The song taps into the nostalgia we associate with fall, referencing memory in the chorus with the striking line, “I remember it all too well,” while offering specific and poignant scenes throughout the verses. The opening of the song does an exceptional job establishing two key components: First, Swift is reflecting on a past relationship and second, she largely associates that relationship with the fall and winter months. To accomplish the former, she references that the relationship is “long gone and that magic’s not here no more” in the pre-chorus. To accomplish the latter, she incorporates details about cold air, leaving behind a scarf and autumn leaves within the first verse. In short, the song’s focus on a relationship that occurred as fall turned to winter crafts the sort of mood we all associate with this time of year. 
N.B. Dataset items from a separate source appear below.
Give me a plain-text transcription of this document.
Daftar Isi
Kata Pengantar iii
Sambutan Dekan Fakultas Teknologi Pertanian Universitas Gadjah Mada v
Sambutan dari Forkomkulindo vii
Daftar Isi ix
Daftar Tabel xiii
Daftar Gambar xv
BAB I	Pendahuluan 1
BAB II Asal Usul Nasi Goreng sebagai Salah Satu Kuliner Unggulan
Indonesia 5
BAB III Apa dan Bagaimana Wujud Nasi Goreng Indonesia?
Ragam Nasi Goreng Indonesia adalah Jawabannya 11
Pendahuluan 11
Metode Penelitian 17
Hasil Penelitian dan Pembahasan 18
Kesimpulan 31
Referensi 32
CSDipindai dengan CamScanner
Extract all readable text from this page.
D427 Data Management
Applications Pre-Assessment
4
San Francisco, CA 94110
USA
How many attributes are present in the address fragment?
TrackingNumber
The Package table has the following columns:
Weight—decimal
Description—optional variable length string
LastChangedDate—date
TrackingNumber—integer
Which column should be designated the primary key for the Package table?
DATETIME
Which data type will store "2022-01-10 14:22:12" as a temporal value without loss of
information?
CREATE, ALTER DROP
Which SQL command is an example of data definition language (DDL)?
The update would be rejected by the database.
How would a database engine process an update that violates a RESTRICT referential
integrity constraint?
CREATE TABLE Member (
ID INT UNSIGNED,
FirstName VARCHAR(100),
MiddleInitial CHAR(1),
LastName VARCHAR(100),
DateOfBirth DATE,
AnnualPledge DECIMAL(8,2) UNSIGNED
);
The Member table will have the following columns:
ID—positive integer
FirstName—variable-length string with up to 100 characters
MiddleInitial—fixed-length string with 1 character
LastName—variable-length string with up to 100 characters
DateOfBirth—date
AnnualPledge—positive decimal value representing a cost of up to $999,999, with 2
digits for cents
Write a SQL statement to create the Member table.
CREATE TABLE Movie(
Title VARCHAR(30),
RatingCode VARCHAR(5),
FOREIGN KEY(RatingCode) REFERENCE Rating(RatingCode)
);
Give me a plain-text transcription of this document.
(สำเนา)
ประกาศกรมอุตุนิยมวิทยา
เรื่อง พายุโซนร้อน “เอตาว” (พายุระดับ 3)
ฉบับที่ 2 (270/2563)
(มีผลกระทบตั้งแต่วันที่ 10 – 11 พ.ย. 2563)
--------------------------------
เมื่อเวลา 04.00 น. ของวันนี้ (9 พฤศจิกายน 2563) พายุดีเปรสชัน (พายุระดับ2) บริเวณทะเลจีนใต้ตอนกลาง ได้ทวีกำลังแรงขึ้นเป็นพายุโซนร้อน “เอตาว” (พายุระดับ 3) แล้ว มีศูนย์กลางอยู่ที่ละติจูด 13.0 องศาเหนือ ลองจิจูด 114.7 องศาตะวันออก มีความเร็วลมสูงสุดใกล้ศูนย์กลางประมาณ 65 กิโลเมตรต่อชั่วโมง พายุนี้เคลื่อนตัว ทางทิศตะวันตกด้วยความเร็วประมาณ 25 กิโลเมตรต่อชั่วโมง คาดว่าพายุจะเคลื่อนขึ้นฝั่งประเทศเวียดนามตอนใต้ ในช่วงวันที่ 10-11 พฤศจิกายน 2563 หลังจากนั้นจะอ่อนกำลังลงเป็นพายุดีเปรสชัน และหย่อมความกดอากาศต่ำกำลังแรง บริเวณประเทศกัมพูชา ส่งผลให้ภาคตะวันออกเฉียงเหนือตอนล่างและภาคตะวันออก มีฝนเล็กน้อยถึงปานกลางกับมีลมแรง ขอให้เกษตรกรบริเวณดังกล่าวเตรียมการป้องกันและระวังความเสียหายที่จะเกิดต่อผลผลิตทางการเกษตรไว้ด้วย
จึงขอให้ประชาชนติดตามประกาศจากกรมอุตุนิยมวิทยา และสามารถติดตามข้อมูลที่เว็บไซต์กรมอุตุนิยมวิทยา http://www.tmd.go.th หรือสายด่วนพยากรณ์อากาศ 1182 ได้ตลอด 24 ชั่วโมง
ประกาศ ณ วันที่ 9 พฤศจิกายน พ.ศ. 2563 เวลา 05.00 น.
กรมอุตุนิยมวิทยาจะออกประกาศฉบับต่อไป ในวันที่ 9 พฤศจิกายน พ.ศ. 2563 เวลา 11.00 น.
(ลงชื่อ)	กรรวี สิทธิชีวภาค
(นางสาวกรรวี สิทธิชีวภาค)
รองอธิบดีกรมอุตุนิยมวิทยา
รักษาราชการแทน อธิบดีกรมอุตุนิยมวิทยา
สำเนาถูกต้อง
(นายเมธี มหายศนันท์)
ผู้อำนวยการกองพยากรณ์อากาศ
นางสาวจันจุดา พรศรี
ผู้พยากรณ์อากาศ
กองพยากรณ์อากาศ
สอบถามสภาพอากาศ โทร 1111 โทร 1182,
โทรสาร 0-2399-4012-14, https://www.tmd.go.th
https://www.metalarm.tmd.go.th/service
Over the course of the rest of the song — in particular, in “All Too Well (10 Minute Version) — Swift further employs seasonal imagery. In this version, the song more clearly explores winter in addition to fall, referencing her 21st birthday, the “city’s barren cold” and how she “still remember[s] the first fall of snow.” With this in mind, it makes sense that, in addition to simply exploring how a relationship composed of both beautiful and haunting moments fell apart, the song addresses the passage of time through the shifts in seasons.

For me, Red truly is the ideal album for fall. It’s one that I listened to as a child and now again as an adult. It’s one that I continue to find new ways to relate to as I experience moments similar to the ones Swift describes, whether I’m feeling lost in my early 20s (shoutout to “Nothing New”) or “getting lost upstate” (as is referenced in “All Too Well”).